Sure, I’ve fulfilled all the requirements for a diploma, so in that sense at least I suppose I’ve earned it. I’ve sat through classes for about 20 hours a week for four years. I’ve done countless hours of homework for those classes. I’ve written papers and given speeches and read countless books. I did all that I needed to in order to complete my assignments well and get decent grades in all of my classes. I’m sure I’ve done everything necessary to be handed a diploma. I just wish that wasn’t the emphasis.

Four years have culminated in a diploma, but I want something that actually represents all of my past four years. A diploma represents only part of this college experience. And I’d say it’s a fairly insignificant part. Fortunately there is more to a graduation ceremony. The pinnacle is being handed a diploma, but I’m choosing to look at other aspects. I’ll look at what I’m wearing for graduation.

The first thing everyone will notice is a nice Royal blue gown. That represents EMU and it makes me think about the countless sporting events I’ve attended as well as the many seasons on intramural teams. Under that gown I’ll be wearing some nice dress clothes. Probably 95% of the time I’ve dressed up as a college student was for a concert I sang in. That’s what those clothes represent for me. I’ll be wearing a white stole with blue Jerusalem crosses around my shoulders. That was given to all the students who dared to spend an entire semester in the Middle East. It represents a huge transition in my life blessing me with cross-cultural eyes and the desire to wonder. Also draped on my shoulders will be blue and gold Cords of Distinction. Those represent my investment in the Honors Program, years serving Campus Ministries, and significant involvement in church life off campus. I’ll also have a little green ribbon pinned to my gown. Every senior was given a chance to sign a Graduation Commitment devoting ourselves to a life of integrity after we graduate. I signed that and will live up to it.

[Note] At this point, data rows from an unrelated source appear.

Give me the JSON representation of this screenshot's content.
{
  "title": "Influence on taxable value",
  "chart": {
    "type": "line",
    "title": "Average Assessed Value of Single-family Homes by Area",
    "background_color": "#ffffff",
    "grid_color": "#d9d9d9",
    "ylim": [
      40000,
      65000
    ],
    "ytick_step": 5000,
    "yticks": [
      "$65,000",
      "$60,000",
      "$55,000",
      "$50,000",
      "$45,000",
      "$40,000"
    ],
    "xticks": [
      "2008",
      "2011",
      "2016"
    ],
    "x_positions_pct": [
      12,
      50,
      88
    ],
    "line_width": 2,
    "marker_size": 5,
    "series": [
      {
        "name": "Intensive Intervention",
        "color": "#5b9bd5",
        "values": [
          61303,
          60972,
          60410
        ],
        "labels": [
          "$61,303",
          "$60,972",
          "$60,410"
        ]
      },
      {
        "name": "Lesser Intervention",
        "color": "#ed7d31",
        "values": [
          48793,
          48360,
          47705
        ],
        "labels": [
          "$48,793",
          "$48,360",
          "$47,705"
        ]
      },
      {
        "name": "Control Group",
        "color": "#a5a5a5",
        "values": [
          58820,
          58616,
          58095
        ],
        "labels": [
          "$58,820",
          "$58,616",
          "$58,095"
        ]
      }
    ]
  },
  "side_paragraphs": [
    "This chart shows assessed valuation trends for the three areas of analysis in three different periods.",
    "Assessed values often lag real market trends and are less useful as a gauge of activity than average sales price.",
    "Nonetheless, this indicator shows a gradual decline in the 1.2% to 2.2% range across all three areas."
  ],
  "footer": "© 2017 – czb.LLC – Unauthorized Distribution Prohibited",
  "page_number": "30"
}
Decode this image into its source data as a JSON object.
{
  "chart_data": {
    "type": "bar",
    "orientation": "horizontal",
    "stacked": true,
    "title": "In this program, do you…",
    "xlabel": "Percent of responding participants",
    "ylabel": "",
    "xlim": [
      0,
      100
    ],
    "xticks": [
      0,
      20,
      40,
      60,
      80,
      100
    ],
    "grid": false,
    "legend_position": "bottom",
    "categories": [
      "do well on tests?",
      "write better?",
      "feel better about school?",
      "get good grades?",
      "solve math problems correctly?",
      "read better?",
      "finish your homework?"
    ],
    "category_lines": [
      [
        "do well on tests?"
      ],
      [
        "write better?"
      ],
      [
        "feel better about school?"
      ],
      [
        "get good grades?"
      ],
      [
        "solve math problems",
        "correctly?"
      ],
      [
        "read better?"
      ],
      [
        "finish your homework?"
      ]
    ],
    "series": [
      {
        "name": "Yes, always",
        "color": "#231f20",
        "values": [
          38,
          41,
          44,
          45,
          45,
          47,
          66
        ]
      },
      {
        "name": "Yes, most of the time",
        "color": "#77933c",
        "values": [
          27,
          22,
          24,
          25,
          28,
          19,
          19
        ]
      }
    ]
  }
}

One thing is missing. There’s nothing to represent the hundreds of relationships I’ve formed these last four years. There’s nothing for my 2 years in Oakwood, including the best freshman hall ever. There’s nothing for my year in Hillside with the greatest guys ever to live in the Keep. There’s nothing for the family I gained living in Martin House this year. There’s nothing for my brothers and sisters gained these last four years. There’s nothing for the beautiful one I drove home last night. There’s nothing for all of these relationships.

But maybe it’s because those don’t end. Sporting events, intramurals, concerts, cross-cultural, Honors Program, Campus Ministries—these all end. I’m no longer a part of them. They are a part of who I’ve become, but my four years are up. My relationships, fortunately, will not end and for that I’m extremely grateful. Today they’ll be represented by hugs. Hugs for a job well done these last four years and for a whole wonderful life ahead of us!

Thank you, EMU. I think I’m ready to graduate.